In the egg industry, the sex of day-old chicks is determined at the hatchery. Sexing chicks (determining whether they are a hen or a rooster) requires considerable skill and is done at this very early stage to determine their fate.
If strong and healthy, the female chicks remain in the hatchery, they are grown to a suitable size and then transferred to a laying facility — which could be a caged, free-range or barn set up. Male chicks are considered an unwanted byproduct of egg production and are killed and disposed of shortly after birth.
Male chicks are killed for two reasons: they cannot lay eggs and they are not suitable for chicken-meat production. This is because layer hens — and therefore their chicks — are a different breed of poultry to chickens that are bred and raised for meat production. Layer hens are bred to produce eggs whereas meat chickens are bred to grow large breast muscle and legs.
Chick hatcheries breed one or the other type of chick depending on which poultry industry they supply — egg or meat. At the layer-hen hatcheries supplying the egg industry with layer hens, the eggs are developed in industrial incubators. Once hatched, the newborn chicks pass down a production line to be sexed and sorted. Sick or weak female chicks and all male chicks are separated from the healthy female chicks and then killed.
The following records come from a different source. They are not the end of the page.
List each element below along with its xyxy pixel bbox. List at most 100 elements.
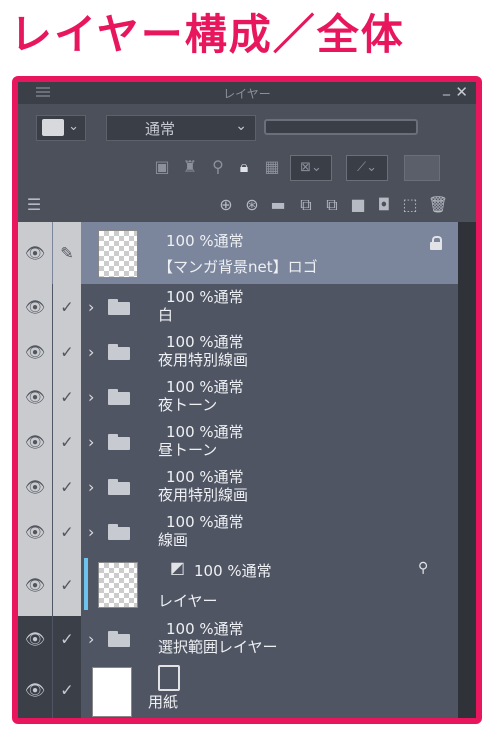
visibility-toggle[interactable]: 👁: [18, 374, 52, 419]
page-heading: レイヤー構成／全体: [10, 10, 405, 59]
layer-color-select[interactable]: ⌄: [36, 115, 86, 141]
copy-layer-icon[interactable]: ⬚: [398, 193, 422, 217]
mask-toggle-button[interactable]: ⊠⌄: [290, 155, 332, 181]
edit-target-indicator[interactable]: ✓: [53, 374, 81, 419]
ruler-toggle-button[interactable]: ⟋⌄: [346, 155, 388, 181]
layer-name: 白: [158, 306, 174, 324]
edit-target-indicator[interactable]: ✓: [53, 616, 81, 661]
layer-name: 夜トーン: [158, 396, 218, 414]
layer-name: 用紙: [148, 693, 179, 711]
layer-row[interactable]: 👁 ✓ › 100 %通常 夜用特別線画: [18, 464, 458, 510]
visibility-toggle[interactable]: 👁: [18, 616, 52, 661]
color-swatch: [42, 119, 64, 136]
check-icon: ✓: [60, 522, 74, 541]
new-raster-layer-icon[interactable]: ⊕: [214, 193, 238, 217]
close-button[interactable]: ✕: [455, 83, 468, 101]
expand-chevron-icon[interactable]: ›: [88, 477, 94, 496]
visibility-toggle[interactable]: 👁: [18, 329, 52, 374]
expand-chevron-icon[interactable]: ›: [88, 522, 94, 541]
layer-name: 線画: [158, 531, 189, 549]
check-icon: ✓: [60, 680, 74, 699]
mask-icon[interactable]: ■: [346, 193, 370, 217]
layer-name: 夜用特別線画: [158, 486, 249, 504]
draft-layer-icon: ⚲: [418, 560, 429, 576]
folder-icon: [108, 523, 130, 540]
check-icon: ✓: [60, 575, 74, 595]
visibility-toggle[interactable]: 👁: [18, 554, 52, 616]
pen-icon: ✎: [60, 243, 74, 263]
expand-chevron-icon[interactable]: ›: [88, 629, 94, 648]
eye-icon: 👁: [24, 432, 46, 451]
edit-target-indicator[interactable]: ✓: [53, 554, 81, 616]
layer-name: 昼トーン: [158, 441, 218, 459]
layer-thumbnail: [92, 667, 132, 717]
opacity-slider[interactable]: [264, 119, 418, 135]
layer-color-button[interactable]: [404, 155, 440, 181]
clip-icon[interactable]: ▣: [150, 155, 174, 179]
draft-layer-icon[interactable]: ⚲: [206, 155, 230, 179]
folder-icon: [108, 343, 130, 360]
layer-row[interactable]: 👁 ✓ › 100 %通常 夜用特別線画: [18, 329, 458, 375]
layer-opacity-mode: 100 %通常: [166, 288, 244, 306]
visibility-toggle[interactable]: 👁: [18, 464, 52, 509]
lock-transparency-icon[interactable]: ▦: [260, 155, 284, 179]
folder-icon: [108, 388, 130, 405]
eye-icon: 👁: [24, 243, 46, 263]
edit-target-indicator[interactable]: ✓: [53, 329, 81, 374]
visibility-toggle[interactable]: 👁: [18, 419, 52, 464]
expand-chevron-icon[interactable]: ›: [88, 297, 94, 316]
layer-action-toolbar: ☰ ⊕ ⊛ ▬ ⧉ ⧉ ■ ◘ ⬚ 🗑︎: [18, 188, 476, 222]
panel-menu-icon[interactable]: ☰: [22, 193, 46, 217]
expand-chevron-icon[interactable]: ›: [88, 342, 94, 361]
visibility-toggle[interactable]: 👁: [18, 222, 52, 284]
check-icon: ✓: [60, 629, 74, 648]
layer-list-scrollbar[interactable]: [458, 222, 476, 718]
layer-row[interactable]: 👁 ✓ › 100 %通常 選択範囲レイヤー: [18, 616, 458, 662]
apply-mask-icon[interactable]: ◘: [372, 193, 396, 217]
new-vector-layer-icon[interactable]: ⊛: [240, 193, 264, 217]
edit-target-indicator[interactable]: ✓: [53, 509, 81, 554]
chevron-down-icon: ⌄: [68, 119, 79, 134]
layer-name: 【マンガ背景net】ロゴ: [158, 258, 318, 276]
eye-icon: 👁: [24, 342, 46, 361]
visibility-toggle[interactable]: 👁: [18, 284, 52, 329]
panel-settings-row: ⌄ 通常 ⌄: [18, 110, 476, 144]
trash-icon[interactable]: 🗑︎: [426, 193, 450, 217]
layer-opacity-mode: 100 %通常: [166, 232, 244, 250]
visibility-toggle[interactable]: 👁: [18, 509, 52, 554]
new-folder-icon[interactable]: ▬: [266, 193, 290, 217]
edit-target-indicator[interactable]: ✓: [53, 661, 81, 718]
merge-down-icon[interactable]: ⧉: [320, 193, 344, 217]
panel-title: レイヤー: [223, 87, 271, 101]
layer-panel: レイヤー _ ✕ ⌄ 通常 ⌄ ▣ ♜ ⚲ 🔒︎ ▦ ⊠⌄ ⟋⌄ ☰ ⊕ ⊛ ▬…: [18, 82, 476, 718]
layer-row[interactable]: 👁 ✓ 用紙: [18, 661, 458, 718]
expand-chevron-icon[interactable]: ›: [88, 387, 94, 406]
layer-row[interactable]: 👁 ✓ › 100 %通常 線画: [18, 509, 458, 555]
eye-icon: 👁: [24, 575, 46, 595]
lock-icon[interactable]: 🔒︎: [232, 155, 256, 179]
layer-opacity-mode: 100 %通常: [166, 468, 244, 486]
layer-row[interactable]: 👁 ✓ › 100 %通常 白: [18, 284, 458, 330]
minimize-button[interactable]: _: [443, 82, 450, 96]
edit-target-indicator[interactable]: ✎: [53, 222, 81, 284]
eye-icon: 👁: [24, 522, 46, 541]
layer-thumbnail: [98, 230, 138, 278]
check-icon: ✓: [60, 477, 74, 496]
lock-icon: [430, 236, 442, 250]
layer-row[interactable]: 👁 ✓ › 100 %通常 昼トーン: [18, 419, 458, 465]
expand-chevron-icon[interactable]: ›: [88, 432, 94, 451]
reference-layer-icon[interactable]: ♜: [178, 155, 202, 179]
edit-target-indicator[interactable]: ✓: [53, 284, 81, 329]
blend-mode-select[interactable]: 通常 ⌄: [106, 115, 256, 141]
folder-icon: [108, 630, 130, 647]
layer-row[interactable]: 👁 ✓ ◩ 100 %通常 レイヤー ⚲: [18, 554, 458, 617]
check-icon: ✓: [60, 432, 74, 451]
edit-target-indicator[interactable]: ✓: [53, 464, 81, 509]
edit-target-indicator[interactable]: ✓: [53, 419, 81, 464]
visibility-toggle[interactable]: 👁: [18, 661, 52, 718]
layer-row[interactable]: 👁 ✎ 100 %通常 【マンガ背景net】ロゴ: [18, 222, 458, 285]
layer-opacity-mode: 100 %通常: [166, 423, 244, 441]
check-icon: ✓: [60, 387, 74, 406]
transfer-to-lower-layer-icon[interactable]: ⧉: [294, 193, 318, 217]
layer-row[interactable]: 👁 ✓ › 100 %通常 夜トーン: [18, 374, 458, 420]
The Model Code of Practice for the Welfare of Animals: Domestic Poultry states that all culled or surplus newly hatched chicks that are destined for disposal must be treated as humanely as those that will be retained or sold. They must be destroyed promptly by a recommended humane method such as carbon dioxide gassing or quick maceration. Chicks must then be carefully inspected to ensure they are all are dead.
Quick maceration ensures the chick is killed within a second and, if carried out effectively and competently, this method may be considered more humane than gassing with high concentrations of carbon dioxide. Gassing results in gasping and head shaking and, depending on the mixture of gases used, it may take up to two minutes for the chick to die.
The RSPCA continues to urge the egg industry to invest in alternatives that avoid the potential for pain and suffering with current killing methods of male chicks. For example, research into alternatives to allow chick sex to be determined in the early egg incubation phase should be urgently progressed.